It's called an annual checkup, but I like to stretch the year.
After all, a mammogram IS radiation. And so forth. (We all have our little indignities to bear; why bear them more often than we absolutely must?)
This means there's usually a bit of antagonism from the doctor's office when I make my appointment 14 or 16 months after the last one.
Still, I like the way their office spells it out. They send a letter confirming the results: "Your mammogram shows no cancer."
No question about whether a positive test is negative or vice versa.
Even without a precedent to give my worry shape, it feels like this form-letter from my doctor's office is akin to a big red mark on my doorpost, telling the Angel of Death to pass me over once again.
But another letter followed shortly afterwards.
It said "Dear Amy. We have attempted to contact you on numerous occasions and have had no response from you. We are in receipt of test results that we need to discuss with you."
To which the only response is, "Oh crap."
There was more in the letter, but I did not read it until I was waiting on hold with the doctor's office.
Side rant: I don't know why they call it "voice mail." It's more like voice-maze. As it turns out, a week later, my messages seem to have been awfully stupid mice, never earning me the reward of a call-back.
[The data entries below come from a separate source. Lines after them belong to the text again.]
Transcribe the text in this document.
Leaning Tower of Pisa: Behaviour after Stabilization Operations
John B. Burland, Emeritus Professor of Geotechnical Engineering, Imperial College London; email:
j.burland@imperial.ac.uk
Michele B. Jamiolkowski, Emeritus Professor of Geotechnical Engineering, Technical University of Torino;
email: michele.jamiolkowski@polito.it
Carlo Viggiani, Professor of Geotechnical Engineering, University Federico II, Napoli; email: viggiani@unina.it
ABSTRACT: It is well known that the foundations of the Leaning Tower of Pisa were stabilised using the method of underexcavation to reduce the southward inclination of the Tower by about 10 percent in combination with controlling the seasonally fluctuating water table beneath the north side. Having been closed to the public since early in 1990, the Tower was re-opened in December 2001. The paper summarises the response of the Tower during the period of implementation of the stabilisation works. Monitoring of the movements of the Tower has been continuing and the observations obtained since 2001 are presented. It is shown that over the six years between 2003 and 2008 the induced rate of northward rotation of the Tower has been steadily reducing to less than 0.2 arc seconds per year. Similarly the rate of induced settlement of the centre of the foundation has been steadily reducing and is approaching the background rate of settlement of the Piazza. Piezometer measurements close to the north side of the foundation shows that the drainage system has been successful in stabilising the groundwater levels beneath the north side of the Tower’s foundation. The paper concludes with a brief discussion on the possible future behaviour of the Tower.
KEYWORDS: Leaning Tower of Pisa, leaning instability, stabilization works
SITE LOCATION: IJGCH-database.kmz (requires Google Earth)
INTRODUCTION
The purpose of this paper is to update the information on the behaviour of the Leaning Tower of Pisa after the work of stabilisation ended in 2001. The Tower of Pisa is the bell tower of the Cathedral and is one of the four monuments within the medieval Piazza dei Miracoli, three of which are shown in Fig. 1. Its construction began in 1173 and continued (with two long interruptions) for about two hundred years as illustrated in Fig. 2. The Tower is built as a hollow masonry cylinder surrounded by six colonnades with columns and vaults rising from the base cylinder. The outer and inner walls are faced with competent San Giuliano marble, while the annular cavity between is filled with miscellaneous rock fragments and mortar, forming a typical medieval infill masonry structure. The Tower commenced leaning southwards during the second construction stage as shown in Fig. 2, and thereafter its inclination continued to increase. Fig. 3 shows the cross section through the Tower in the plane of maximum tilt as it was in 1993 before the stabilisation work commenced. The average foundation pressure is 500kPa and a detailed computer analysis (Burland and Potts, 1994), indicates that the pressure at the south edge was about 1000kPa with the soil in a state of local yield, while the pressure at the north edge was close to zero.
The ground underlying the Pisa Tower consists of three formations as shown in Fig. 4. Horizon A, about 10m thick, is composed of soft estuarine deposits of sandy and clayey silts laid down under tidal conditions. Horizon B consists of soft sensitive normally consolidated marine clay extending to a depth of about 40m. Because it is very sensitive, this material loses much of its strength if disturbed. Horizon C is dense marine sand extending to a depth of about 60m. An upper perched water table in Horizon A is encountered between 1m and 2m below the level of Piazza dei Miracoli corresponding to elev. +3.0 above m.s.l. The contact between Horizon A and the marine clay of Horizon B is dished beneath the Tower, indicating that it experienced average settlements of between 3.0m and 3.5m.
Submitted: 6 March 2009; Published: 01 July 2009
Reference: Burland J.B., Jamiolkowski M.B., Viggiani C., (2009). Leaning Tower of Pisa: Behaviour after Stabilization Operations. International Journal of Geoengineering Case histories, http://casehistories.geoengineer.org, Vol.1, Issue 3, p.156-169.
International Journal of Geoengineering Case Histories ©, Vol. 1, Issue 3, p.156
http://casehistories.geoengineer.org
In the back of my mind, the refrain: Oh crap. Oh crap. Oh crap.
"It is important that we discuss these results and possible further follow-up and/or treatment options available to you. Since we have tried to contact you by phone and have been unsuccessful, this letter will serve as notification that you may need further evaluation and/or treatment."
And "We will assume you do not wish to discuss this further and/or will seek treatment elsewhere."
It closes with "It is our desire to continue to provide you with informed medical care."
To which I can only respond with, "Oh, BULLcrap."
While I waited on hold the third, fifth, seventh time, I thought, "Huh, if you desire to provide me with informed medical care, you'd call me back. You know, to INFORM me."
Then, because it is my way, I began to deconstruct the writing. I sensed bitterness. I wondered if the writer was recently at the short end of a bad break-up.
Perhaps s/he had lost trust in the humanity of others. I wondered if s/he desired to provide me with any kind of care at all.
I thought, I should draft them up a letter that would at least sound plausible. Had anyone in charge ever even read this letter?
Every time I go to the office, I jot down my contact number about seventy-neenty zillion times. In the ten days since I had last written those digits, there had been zero telephone calls from them, so this "numerous times" that s/he tried to contact me? Bullcrap!
Eventually, after leaving half a dozen tremulous voice-mails and entertaining my insomnia with a fresh new crop of 3-a.m. anxieties, I pressed some mystical combinations of buttons to reach a live human at the doctor's office.
Four transfers later, I reached my physician's assistant's assistant. Or something.
The test results? Oh, no big, she told me breezily. No –– gosh! Nothing like cancer. Just wanted to double-check something. No, no sign of cancer. Heck no.
Have a nice day.
The frustration lifted away as I thought: Ah, no sign of cancer. Lucky day. Knock wood.
Let them send out their passive-aggressive, panic-inducing and fibbing letters. I'm just happy to have those black wings flap on by.